HeadlinesBriefing favicon HeadlinesBriefing.com

LLMs Fail at Video Games, Revealing AI Limits

Hacker News •
×

Large language models have sprinted past coding benchmarks, yet they flounder in video games now immediately. Even when a few, like Gemini 2.5 Pro, toppled *Pokemon Blue* in May 2025, those victories came after slow, error‑prone runs and custom wrappers. The gap exposes a core weakness: LLMs lack real‑time spatial reasoning and adaptive strategy.

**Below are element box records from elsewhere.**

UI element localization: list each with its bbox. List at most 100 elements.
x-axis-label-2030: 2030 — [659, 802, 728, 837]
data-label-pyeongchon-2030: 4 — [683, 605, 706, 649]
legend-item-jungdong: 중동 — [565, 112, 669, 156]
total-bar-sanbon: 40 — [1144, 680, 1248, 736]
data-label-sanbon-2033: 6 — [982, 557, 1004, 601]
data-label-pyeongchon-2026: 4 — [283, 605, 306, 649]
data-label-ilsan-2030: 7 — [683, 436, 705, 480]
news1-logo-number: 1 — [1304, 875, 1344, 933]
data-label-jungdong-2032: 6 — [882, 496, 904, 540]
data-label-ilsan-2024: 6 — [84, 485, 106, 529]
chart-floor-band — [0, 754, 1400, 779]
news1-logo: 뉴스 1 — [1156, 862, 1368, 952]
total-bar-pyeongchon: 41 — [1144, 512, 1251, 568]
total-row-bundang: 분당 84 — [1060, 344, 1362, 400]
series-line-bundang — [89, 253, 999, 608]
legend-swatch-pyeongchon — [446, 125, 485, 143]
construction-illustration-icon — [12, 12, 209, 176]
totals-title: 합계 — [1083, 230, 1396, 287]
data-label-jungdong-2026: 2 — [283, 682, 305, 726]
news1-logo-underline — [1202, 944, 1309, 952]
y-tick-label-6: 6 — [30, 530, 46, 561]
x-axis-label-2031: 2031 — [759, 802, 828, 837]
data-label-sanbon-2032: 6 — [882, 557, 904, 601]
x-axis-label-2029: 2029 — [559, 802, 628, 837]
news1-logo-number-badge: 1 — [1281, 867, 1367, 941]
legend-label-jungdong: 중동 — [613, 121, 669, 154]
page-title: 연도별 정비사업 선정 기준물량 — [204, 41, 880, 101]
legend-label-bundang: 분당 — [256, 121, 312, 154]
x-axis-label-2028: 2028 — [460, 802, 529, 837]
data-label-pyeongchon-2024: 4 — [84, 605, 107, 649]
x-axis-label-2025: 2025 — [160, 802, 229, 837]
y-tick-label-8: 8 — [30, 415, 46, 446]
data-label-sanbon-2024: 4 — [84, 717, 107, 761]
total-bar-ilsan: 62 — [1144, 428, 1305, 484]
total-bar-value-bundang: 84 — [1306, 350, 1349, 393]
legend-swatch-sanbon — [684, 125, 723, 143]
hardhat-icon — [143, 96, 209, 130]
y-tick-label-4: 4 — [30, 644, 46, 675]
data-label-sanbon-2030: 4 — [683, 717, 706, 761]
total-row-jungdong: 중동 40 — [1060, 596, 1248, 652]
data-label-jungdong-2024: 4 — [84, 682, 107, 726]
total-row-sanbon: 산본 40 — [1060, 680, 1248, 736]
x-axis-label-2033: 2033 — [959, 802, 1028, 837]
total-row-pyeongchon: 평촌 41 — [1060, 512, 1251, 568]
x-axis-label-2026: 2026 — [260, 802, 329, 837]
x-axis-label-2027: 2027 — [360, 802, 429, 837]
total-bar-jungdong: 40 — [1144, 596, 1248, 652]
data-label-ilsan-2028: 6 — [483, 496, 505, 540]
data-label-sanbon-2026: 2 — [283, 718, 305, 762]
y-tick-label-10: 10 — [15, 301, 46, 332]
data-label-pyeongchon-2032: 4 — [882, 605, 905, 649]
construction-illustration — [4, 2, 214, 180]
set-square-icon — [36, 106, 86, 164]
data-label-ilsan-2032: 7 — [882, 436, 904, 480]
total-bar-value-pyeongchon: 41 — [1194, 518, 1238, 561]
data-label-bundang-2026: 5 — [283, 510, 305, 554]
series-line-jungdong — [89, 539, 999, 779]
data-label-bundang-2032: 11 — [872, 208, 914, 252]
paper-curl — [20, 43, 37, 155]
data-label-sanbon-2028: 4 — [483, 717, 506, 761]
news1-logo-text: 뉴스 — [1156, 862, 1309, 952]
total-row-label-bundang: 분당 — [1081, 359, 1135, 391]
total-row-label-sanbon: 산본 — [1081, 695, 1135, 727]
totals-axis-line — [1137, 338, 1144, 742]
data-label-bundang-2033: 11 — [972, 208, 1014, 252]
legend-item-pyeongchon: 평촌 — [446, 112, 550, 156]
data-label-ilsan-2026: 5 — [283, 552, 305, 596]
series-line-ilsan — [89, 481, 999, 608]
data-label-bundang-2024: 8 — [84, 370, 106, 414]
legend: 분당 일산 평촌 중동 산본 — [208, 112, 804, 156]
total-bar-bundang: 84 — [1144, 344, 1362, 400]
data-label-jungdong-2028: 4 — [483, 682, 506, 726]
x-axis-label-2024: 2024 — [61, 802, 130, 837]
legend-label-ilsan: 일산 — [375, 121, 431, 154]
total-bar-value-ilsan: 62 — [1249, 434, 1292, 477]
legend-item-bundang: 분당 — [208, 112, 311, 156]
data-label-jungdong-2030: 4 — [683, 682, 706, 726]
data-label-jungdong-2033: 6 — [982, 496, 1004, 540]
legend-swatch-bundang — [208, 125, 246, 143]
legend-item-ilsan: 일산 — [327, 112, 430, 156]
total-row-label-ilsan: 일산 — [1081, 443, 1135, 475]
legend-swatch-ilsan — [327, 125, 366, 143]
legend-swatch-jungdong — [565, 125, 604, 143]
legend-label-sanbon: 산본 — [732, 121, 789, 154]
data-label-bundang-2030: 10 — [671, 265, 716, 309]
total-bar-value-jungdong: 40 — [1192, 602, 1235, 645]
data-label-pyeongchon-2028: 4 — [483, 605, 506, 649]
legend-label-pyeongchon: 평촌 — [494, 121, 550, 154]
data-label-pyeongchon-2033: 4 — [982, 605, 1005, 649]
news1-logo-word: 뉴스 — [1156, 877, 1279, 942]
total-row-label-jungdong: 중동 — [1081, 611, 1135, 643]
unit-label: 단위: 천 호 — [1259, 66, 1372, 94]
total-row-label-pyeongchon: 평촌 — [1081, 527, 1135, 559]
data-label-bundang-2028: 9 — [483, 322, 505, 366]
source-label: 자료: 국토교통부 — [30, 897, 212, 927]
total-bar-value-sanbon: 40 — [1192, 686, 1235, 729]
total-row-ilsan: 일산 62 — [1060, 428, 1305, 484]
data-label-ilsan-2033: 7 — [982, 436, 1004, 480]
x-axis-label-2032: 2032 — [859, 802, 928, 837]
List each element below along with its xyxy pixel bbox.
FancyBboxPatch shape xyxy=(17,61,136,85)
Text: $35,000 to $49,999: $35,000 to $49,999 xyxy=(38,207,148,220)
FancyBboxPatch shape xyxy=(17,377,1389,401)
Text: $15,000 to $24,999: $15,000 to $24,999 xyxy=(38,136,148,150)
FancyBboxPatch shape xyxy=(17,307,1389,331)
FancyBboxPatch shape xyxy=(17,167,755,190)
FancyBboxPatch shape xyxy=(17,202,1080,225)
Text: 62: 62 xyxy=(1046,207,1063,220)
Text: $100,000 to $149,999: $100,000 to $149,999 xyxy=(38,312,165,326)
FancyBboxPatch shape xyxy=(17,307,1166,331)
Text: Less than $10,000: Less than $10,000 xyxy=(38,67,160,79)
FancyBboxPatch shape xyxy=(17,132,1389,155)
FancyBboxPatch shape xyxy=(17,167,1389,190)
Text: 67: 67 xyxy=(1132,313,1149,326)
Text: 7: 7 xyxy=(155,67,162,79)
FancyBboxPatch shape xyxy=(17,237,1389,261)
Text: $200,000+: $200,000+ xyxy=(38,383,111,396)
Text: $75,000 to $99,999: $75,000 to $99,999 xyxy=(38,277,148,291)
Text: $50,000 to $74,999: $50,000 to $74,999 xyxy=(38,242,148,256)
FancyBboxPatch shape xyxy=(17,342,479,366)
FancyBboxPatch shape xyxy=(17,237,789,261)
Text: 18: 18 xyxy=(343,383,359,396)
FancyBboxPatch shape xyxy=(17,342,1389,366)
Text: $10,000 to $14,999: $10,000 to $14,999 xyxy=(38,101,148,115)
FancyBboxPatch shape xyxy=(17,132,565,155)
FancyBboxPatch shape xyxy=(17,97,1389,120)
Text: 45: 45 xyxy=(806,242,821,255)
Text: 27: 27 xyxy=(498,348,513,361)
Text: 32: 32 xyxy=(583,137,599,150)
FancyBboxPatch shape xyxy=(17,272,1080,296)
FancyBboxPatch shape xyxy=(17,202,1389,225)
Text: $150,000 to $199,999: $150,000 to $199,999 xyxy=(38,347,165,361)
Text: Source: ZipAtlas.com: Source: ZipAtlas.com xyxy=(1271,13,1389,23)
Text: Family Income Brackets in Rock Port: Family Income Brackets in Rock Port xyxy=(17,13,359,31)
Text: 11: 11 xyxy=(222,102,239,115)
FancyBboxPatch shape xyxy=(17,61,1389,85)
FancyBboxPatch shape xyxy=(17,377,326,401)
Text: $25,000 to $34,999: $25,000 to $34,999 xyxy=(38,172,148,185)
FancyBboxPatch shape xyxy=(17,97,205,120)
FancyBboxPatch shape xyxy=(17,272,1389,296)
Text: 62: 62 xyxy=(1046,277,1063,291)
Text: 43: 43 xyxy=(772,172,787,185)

Julian Togelius of New York University’s Game Innovation Lab explains that coding feels like a tidy game: clear specs, instant feedback, and repeatable tests. Video games break that pattern with shifting mechanics, diverse inputs, and massive data gaps. Even popular titles demand millions of hours of community knowledge, a resource absent for niche releases. This gap highlights limits of current reinforcement‑learning approaches today.

Benchmarking LLMs on games proves harder than on code. The former General Video Game AI competition ran seven years, inventing ten new titles each cycle, yet progress stalled. LLMs beat simple searches only when trained on game data, revealing that current AI excels at well‑defined tasks but falters when environmental diversity spikes. Consequently, developers must design specialized agents rather than rely on Waymo and Nvidia generalists.